[ARCHIVES] En juin 1998, libe publiait un portrait l'écrivaine américaine Toni Morrison. Nous republions cet article à l'occasion de sa disparition.
En juin 1998, «Libération» publiait un portrait l'écrivaine américaine Toni Morrison, prix Nobel de littérature, rencontrée à l'occasion de la publication de son roman «Paradis». Nous republions cet article à l'occasion de sa disparition.
Traversant majestueusement le hall du palace parisien, la silhouette est en effet imposante. Vêtue de tuniques colorées, les cheveux fièrement tressés, elle refuse de se laisser prendre en photo à l'improviste, scrutant son interlocuteur d'un regard froid. A 67 ans, Toni Morrison a bien l'allure de la papesse du féminisme, de l'idole de la communauté black, de l'écrivain planétaire. Jusqu'à ce qu'elle parle.
Sa famille suit la migration des Noirs quittant le Sud ségrégationniste pour un Nord en principe plus ouvert. Ses parents s'installent à Lorain, petite ville industrielle de l'Ohio. Toni Morrison naît en pleine Dépression.

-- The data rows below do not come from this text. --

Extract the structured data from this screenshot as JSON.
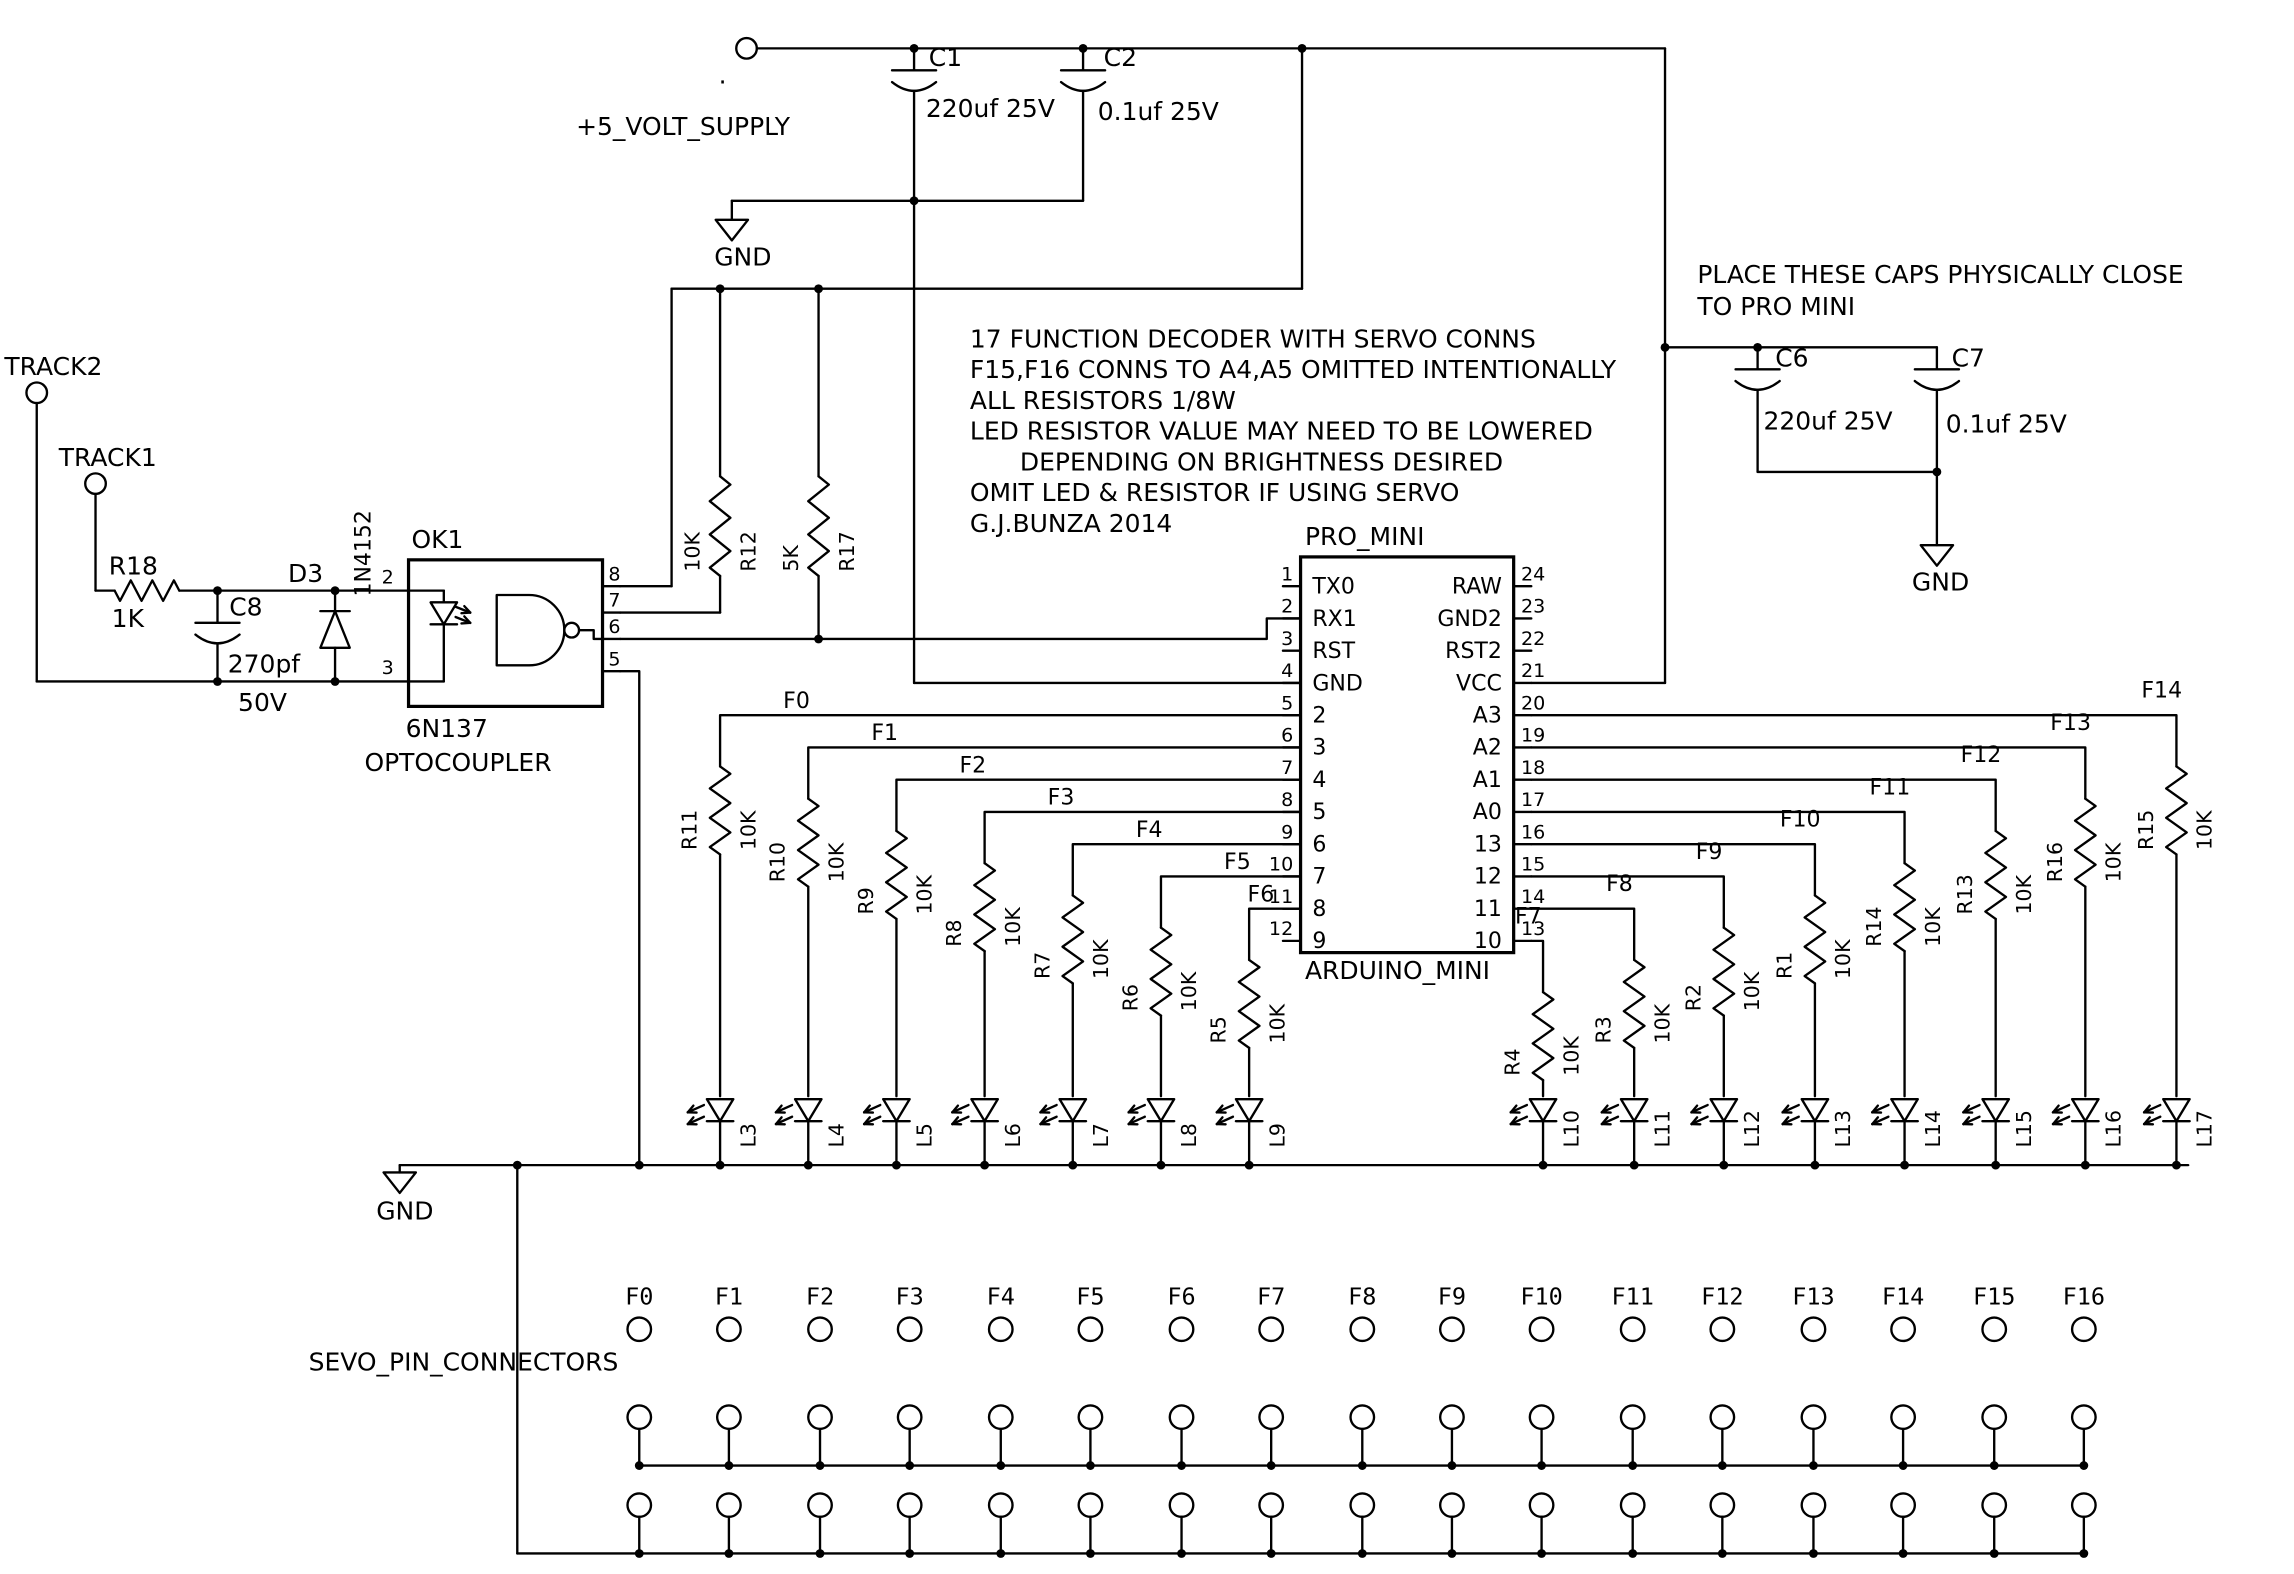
{
  "power": {
    "supply_label": "+5_VOLT_SUPPLY",
    "supply_dot": ".",
    "caps_top": [
      {
        "name": "C1",
        "value": "220uf 25V"
      },
      {
        "name": "C2",
        "value": "0.1uf 25V"
      }
    ],
    "caps_note": [
      "PLACE THESE CAPS PHYSICALLY CLOSE",
      "TO PRO MINI"
    ],
    "caps_pro_mini": [
      {
        "name": "C6",
        "value": "220uf 25V"
      },
      {
        "name": "C7",
        "value": "0.1uf 25V"
      }
    ]
  },
  "gnd_label": "GND",
  "track_input": {
    "track2": "TRACK2",
    "track1": "TRACK1",
    "r18": {
      "name": "R18",
      "value": "1K"
    },
    "c8": {
      "name": "C8",
      "value": "270pf",
      "rating": "50V"
    },
    "d3": {
      "name": "D3",
      "part": "1N4152"
    },
    "opto": {
      "ref": "OK1",
      "part": "6N137",
      "type": "OPTOCOUPLER",
      "left_pins": [
        "2",
        "3"
      ],
      "right_pins": [
        "8",
        "7",
        "6",
        "5"
      ]
    },
    "pullups": [
      {
        "name": "R12",
        "value": "10K"
      },
      {
        "name": "R17",
        "value": "5K"
      }
    ]
  },
  "notes": [
    "17 FUNCTION DECODER WITH SERVO CONNS",
    "F15,F16 CONNS TO A4,A5 OMITTED INTENTIONALLY",
    "ALL RESISTORS 1/8W",
    "LED RESISTOR VALUE MAY NEED TO BE LOWERED",
    "DEPENDING ON BRIGHTNESS DESIRED",
    "OMIT LED & RESISTOR IF USING SERVO",
    "G.J.BUNZA 2014"
  ],
  "pro_mini": {
    "title": "PRO_MINI",
    "subtitle": "ARDUINO_MINI",
    "left_pins": [
      {
        "num": "1",
        "label": "TX0"
      },
      {
        "num": "2",
        "label": "RX1"
      },
      {
        "num": "3",
        "label": "RST"
      },
      {
        "num": "4",
        "label": "GND"
      },
      {
        "num": "5",
        "label": "2"
      },
      {
        "num": "6",
        "label": "3"
      },
      {
        "num": "7",
        "label": "4"
      },
      {
        "num": "8",
        "label": "5"
      },
      {
        "num": "9",
        "label": "6"
      },
      {
        "num": "10",
        "label": "7"
      },
      {
        "num": "11",
        "label": "8"
      },
      {
        "num": "12",
        "label": "9"
      }
    ],
    "right_pins": [
      {
        "num": "24",
        "label": "RAW"
      },
      {
        "num": "23",
        "label": "GND2"
      },
      {
        "num": "22",
        "label": "RST2"
      },
      {
        "num": "21",
        "label": "VCC"
      },
      {
        "num": "20",
        "label": "A3"
      },
      {
        "num": "19",
        "label": "A2"
      },
      {
        "num": "18",
        "label": "A1"
      },
      {
        "num": "17",
        "label": "A0"
      },
      {
        "num": "16",
        "label": "13"
      },
      {
        "num": "15",
        "label": "12"
      },
      {
        "num": "14",
        "label": "11"
      },
      {
        "num": "13",
        "label": "10"
      }
    ]
  },
  "outputs_left": [
    {
      "f": "F0",
      "res": "R11",
      "val": "10K",
      "led": "L3"
    },
    {
      "f": "F1",
      "res": "R10",
      "val": "10K",
      "led": "L4"
    },
    {
      "f": "F2",
      "res": "R9",
      "val": "10K",
      "led": "L5"
    },
    {
      "f": "F3",
      "res": "R8",
      "val": "10K",
      "led": "L6"
    },
    {
      "f": "F4",
      "res": "R7",
      "val": "10K",
      "led": "L7"
    },
    {
      "f": "F5",
      "res": "R6",
      "val": "10K",
      "led": "L8"
    },
    {
      "f": "F6",
      "res": "R5",
      "val": "10K",
      "led": "L9"
    }
  ],
  "outputs_right": [
    {
      "f": "F7",
      "res": "R4",
      "val": "10K",
      "led": "L10"
    },
    {
      "f": "F8",
      "res": "R3",
      "val": "10K",
      "led": "L11"
    },
    {
      "f": "F9",
      "res": "R2",
      "val": "10K",
      "led": "L12"
    },
    {
      "f": "F10",
      "res": "R1",
      "val": "10K",
      "led": "L13"
    },
    {
      "f": "F11",
      "res": "R14",
      "val": "10K",
      "led": "L14"
    },
    {
      "f": "F12",
      "res": "R13",
      "val": "10K",
      "led": "L15"
    },
    {
      "f": "F13",
      "res": "R16",
      "val": "10K",
      "led": "L16"
    },
    {
      "f": "F14",
      "res": "R15",
      "val": "10K",
      "led": "L17"
    }
  ],
  "servo": {
    "label": "SEVO_PIN_CONNECTORS",
    "headers": [
      "F0",
      "F1",
      "F2",
      "F3",
      "F4",
      "F5",
      "F6",
      "F7",
      "F8",
      "F9",
      "F10",
      "F11",
      "F12",
      "F13",
      "F14",
      "F15",
      "F16"
    ]
  }
}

Toni Morrison ne se laisse pas tourner la tête. James Baldwin, autre écrivain noir et célèbre, l'avait avertie, à la parution de son premier livre: «Toni, le talent ne suffit pas. Il faut tenir la distance. Il faut être fort.» Ce qu'elle est: «J'ai écrit des livres que personne n'achetait, je suis toujours attaquée, on me dit sans cesse que je devrais écrire des livres différents ou bien écrire autrement.